Spray your tomato plants EVERY single time it rains…Now, there are times when it just rains and rains, for days and days. You can’t spray, and even if you did, you’d be doing it in the rain, and the rain would just wash the concoction into the ground, so you don’t. Then the first sunny day you find your tomato plants are in trouble. This is when you need an actual fungicide…not a preventative.

When my plants…any of them, show any sign of fungus I use ORTHO Disease B Gon Copper Fungicide. I follow the instructions except that I also add 1 cup of 3% Hydrogen Peroxide to the gallon of water (more is not better, H2O2 can burn your plants if it’s too concentrated). First, pick ALL of the affected leaves from the plant (it does not matter that you remove most of them…leaves will grow back), put these in the fire pit or throw them in the garbage, DO NOT PUT THEM IN THE COMPOST. Next, wash any instrument used to remove the affected leaves and wash your hands with soap. Then, last, spray the entire plant until it’s completely saturated and dripping. Repeat on other affected plants from the first step to the last until you’re completely finished treating one plant including washing up before moving on to the next. Do this every 7 days or after rain washes away the fungicide until the plant looks healthy again, then you can resume using the preventative.

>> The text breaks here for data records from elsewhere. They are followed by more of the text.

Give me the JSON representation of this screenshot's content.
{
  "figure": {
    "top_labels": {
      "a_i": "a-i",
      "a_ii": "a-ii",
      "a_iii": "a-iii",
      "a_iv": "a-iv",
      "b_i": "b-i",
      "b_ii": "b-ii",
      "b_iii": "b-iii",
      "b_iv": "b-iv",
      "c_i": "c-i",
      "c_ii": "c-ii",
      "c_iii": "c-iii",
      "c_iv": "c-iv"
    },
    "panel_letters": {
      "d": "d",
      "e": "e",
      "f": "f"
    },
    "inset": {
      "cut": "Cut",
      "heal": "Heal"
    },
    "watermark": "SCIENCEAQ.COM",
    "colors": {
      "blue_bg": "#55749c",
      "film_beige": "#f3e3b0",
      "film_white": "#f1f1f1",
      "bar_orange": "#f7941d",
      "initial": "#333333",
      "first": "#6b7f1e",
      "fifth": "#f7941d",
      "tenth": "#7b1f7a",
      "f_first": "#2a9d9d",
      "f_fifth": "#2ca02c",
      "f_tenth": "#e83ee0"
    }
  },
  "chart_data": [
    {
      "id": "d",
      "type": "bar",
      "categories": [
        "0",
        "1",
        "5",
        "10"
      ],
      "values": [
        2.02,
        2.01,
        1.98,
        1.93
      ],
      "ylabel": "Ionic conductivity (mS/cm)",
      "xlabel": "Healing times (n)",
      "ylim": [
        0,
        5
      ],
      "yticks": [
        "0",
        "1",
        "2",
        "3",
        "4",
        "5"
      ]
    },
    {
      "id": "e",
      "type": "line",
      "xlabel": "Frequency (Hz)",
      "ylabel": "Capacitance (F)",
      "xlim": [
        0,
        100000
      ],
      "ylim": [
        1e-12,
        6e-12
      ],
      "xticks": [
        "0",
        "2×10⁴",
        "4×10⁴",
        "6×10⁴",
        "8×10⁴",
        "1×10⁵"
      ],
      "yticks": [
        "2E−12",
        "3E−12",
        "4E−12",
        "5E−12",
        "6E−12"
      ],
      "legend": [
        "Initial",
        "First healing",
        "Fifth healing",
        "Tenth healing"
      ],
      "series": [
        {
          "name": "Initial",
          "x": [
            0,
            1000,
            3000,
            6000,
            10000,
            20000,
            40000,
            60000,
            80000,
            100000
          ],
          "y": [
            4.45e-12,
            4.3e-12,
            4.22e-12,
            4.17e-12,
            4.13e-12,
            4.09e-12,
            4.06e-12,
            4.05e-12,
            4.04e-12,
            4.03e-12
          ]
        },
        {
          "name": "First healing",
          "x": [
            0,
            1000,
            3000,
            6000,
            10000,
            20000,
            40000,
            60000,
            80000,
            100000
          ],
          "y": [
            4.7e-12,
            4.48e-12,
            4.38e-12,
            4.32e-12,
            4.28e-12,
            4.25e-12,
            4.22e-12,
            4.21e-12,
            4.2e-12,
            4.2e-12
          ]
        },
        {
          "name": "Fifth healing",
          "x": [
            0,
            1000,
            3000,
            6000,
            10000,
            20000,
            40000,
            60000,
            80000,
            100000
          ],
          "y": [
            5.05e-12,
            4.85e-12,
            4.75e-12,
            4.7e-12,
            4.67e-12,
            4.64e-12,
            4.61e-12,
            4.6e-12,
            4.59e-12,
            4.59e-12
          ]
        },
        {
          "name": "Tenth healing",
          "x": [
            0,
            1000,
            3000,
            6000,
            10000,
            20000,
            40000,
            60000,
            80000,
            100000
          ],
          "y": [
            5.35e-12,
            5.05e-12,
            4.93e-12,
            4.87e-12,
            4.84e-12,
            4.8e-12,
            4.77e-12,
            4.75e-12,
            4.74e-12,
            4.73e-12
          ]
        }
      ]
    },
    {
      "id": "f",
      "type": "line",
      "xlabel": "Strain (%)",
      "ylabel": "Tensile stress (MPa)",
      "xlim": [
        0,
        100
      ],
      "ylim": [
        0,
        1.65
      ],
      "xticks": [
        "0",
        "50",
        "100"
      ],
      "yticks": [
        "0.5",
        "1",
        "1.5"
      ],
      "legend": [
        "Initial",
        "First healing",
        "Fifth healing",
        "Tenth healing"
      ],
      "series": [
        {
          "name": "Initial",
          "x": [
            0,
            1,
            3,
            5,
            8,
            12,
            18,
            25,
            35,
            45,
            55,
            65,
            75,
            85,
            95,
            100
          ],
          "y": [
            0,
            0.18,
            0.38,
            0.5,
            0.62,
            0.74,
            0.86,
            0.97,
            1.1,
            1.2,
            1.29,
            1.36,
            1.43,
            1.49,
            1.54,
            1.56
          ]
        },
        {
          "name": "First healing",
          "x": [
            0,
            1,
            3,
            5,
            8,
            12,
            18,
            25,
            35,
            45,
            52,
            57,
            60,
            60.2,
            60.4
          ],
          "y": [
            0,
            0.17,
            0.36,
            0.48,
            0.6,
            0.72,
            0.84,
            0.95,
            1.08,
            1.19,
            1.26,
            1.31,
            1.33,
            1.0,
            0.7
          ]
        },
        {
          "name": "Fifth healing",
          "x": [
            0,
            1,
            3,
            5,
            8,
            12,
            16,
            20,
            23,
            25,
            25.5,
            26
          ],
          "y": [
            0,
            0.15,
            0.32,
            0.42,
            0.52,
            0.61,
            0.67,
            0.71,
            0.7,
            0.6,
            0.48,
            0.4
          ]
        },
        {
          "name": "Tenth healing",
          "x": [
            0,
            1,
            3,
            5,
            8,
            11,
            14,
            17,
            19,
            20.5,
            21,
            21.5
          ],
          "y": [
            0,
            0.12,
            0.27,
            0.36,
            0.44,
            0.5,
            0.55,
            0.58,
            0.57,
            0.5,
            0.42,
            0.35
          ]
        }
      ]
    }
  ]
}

A word to the wise: Go ahead and buy the copper fungicide now. You can get it locally at Ace Hardware.


Whether you get your plants from starting seeds or buy plants you need to harden off the plants before putting them in the ground. To do this, slowly expose them to direct sunlight for a few hours gradually increasing their time in the sun each day until they can tolerate a full day of sun. Keep a close eye on them, especially when you are first starting the hardening off process. If your plants begin to show signs of wilting move them to shade. Two weeks of hardening off will condition your plants to sun and wind.

Hardening off plants is very important! Many people skip this step and the plants suffer from stress. Stress delays growth, and thus production. Sometimes a non-hardened off plant set out in the garden will actually die.

Removing plants from their nursery pots can stress them as well. Make sure your plants are well hydrated before removing them from their pots, and try to move your plants to their permanent place on an over cast day, or in the evening so it can recover from its transplant stress before it has to face the sun.